Students who enroll have struggles or crises to overcome, whether behavioral, emotional or medical. Taking students out of environments that may trigger stressors, such as school or home, is important for students to establish their identity, form meaningful relationships, live within structure, heal emotionally and physically and excel academically.
““There is something very healing about being in the wilderness,” Rick said.
The wilderness is also a place where students take “challenge trips,” participating in activities such as hiking, camping, canoeing, skiing and recently, dog sledding. These trips take them out of their comfort zones and test them physically, emotionally and mentally, said Todd Fiske, who stepped up as executive director last year and has served on the board for about 10 years.
“Our continued goal is helping adolescents retool and heal themselves,” Fiske said. “For me personally, I wanted to work with high school kids in my career.”
Summit Preparatory is an accredited school that serves students nationally and internationally. Bringing in international students is a fairly new undertaking for the rural school.
“One of the things that’s been really exciting is we probably didn’t imagine 10 year ago that we’d have international kids,” Jan said.
Rick designed a therapeutic model based on normal adolescent development specifically for Summit Preparatory.
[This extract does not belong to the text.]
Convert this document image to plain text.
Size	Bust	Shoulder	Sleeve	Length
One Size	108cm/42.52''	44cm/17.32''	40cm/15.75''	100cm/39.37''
He said he couldn’t find a model that went beyond clinical short-term treatment that alleviates symptoms such as depression, but doesn’t address the self.
“What we know working on with adolescents for so many years is there are so many more things going on in the life of an adolescent that just taking care of just that one part it doesn’t address their whole life,” Jan said. “You have to somehow deal with the school part, and the family part, and their social relationship part — it all needs to go together.”
Students have around-the-clock care and supervision at the school, living and learning from a year to 15 months before graduating or returning home and re-enrolling in a traditional high school.
“Our model is also based on what the skills are an adolescent needs to have to be successful within relationships, emotionally and certainly whatever vocation they might choose,” Rick said.
This model is the basis of a new book he is writing that’s geared toward parents and will be published this spring.
With traditional classrooms, dormitories, common areas, a weight room, pool, gymnasium, music studio, library and dormitories, Summit Preparatory has amenities of both school and home. Students make their own breakfasts, do laundry, meet together each morning and are unplugged from cellphones and MP3 players.
Down one corridor, a student walks a dog between classes. The dog is one of three that visit the school. Students also volunteer in the Kalispell community and participate in programs such as theater or sports teams.
Summit Preparatory resident Chris, 17, has attended the school for 13 months and is one of hundreds of success stories. He said his parents enrolled him for a variety of reasons: trouble in school, bad relations at home and drug and alcohol abuse.
“I had just a general negative outlook on life. I wasn’t really going anywhere,” Chris said.
At first he was against attending, but he said his mentality shifted and he gained a sense of direction. Now he is planning to attend University of Montana in the fall and major in psychology or exercise science.
“I wasn’t college-bound at home. My grades were in the dumps and I had no intentions of going anywhere. So I came here and my grades have shot up.”
Summit Preparatory alumna Jordan Gilbert has returned to the school as a counselor intern. She attended from 2005 through 2007. Jordan graduated from the University of Montana in 2011 with a degree in anthropology, and plans to pursue a master’s degree in social work.
“I decided to become a counselor here at Summit in particular because I want to give back to the program that was pivotal to my growing up, and that gave me the tools to lead a happy and successful life thus far,” Gilbert said. “My hope in returning to Summit as a member of staff is to give current students support that they need from someone who has, indeed, walked a mile in their shoes.”